I thought about all the people around Quick in the years of the police investigations – lawyers, prosecutors and police. Had they been aware that he was drugged? I asked.
‘They must have been! They knew I was taking my Xanax, and you could see by my behaviour that I was drugged. How could anyone not see that? It would have been impossible!’
The truth of this last comment was something I had been able to confirm for myself from the video footage taken in Norway. There was no mistaking that he was so heavily drugged at times that he was unable to walk or talk. And the medication was administered quite openly.
‘Was your use of medications ever discussed between you and your lawyer?’
‘No! Never.’
‘No one questioned your intake of medication?’
‘At no time! I never heard that question being asked.’
According to Sture, the doctors, therapists and carers had ensured that he had a constant and unlimited supply of narcotic medications.
‘Today it would be unthinkable, but at the time I was happy the question wasn’t brought up. It meant I could keep using those drugs.’
Sture claimed that he had been constantly drugged for almost ten years. It was during those years that he cooperated with the prosecutions, leading to his convictions for eight murders which he had not committed.
Then everything came to an abrupt end.
‘One day, it must have been towards the middle of 2001, there was a decision taken by the new chief physician at Säter, Göran Källberg. All the medications would be dispensed with. No more benzo. I was just terrified of having side effects from the withdrawal.’
I thought about what the retired chief physician Göran Källberg had said a few months earlier, about not wanting to be a part of a ‘cover-up of a miscarriage of justice’. I was starting to understand the general thrust of Källberg’s thoughts about Quick, the murders and his use of medications.

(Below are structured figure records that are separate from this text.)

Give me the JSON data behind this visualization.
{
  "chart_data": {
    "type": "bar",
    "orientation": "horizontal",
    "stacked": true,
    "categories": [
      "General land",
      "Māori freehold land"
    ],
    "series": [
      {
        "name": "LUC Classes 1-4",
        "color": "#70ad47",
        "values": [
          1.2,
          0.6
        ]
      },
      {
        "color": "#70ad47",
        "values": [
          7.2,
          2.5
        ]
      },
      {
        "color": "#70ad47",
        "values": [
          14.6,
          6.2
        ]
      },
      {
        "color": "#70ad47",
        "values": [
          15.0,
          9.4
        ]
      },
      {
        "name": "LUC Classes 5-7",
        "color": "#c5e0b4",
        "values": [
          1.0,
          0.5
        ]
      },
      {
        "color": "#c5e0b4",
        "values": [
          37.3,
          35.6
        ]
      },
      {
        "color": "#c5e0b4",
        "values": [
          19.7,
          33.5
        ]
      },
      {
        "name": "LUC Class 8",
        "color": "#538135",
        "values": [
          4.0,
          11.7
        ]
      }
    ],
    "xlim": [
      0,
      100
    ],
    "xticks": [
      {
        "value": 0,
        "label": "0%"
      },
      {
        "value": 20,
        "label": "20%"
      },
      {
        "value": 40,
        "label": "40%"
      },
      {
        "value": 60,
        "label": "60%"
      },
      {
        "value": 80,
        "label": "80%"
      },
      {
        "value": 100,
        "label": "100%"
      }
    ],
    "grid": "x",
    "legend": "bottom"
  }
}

Sture had felt that there was a sort of silent agreement between him and Säter Hospital, a connection between his confessions for murder and the unlimited supply of medication. Now the terms of the agreement had been cancelled from one day to the next. His reaction was one of anger, bitterness and fear.
‘How was I going to live without medicine? What would it mean physically?’ Sture’s use of benzodiazepines had reached such high levels that it had to be reduced by gradual increments over an eight-month period.
‘They were difficult months. I just stayed in my room. The only thing I could do was listen to the radio, P1.’
Sture crossed his arms, clutching at each shoulder.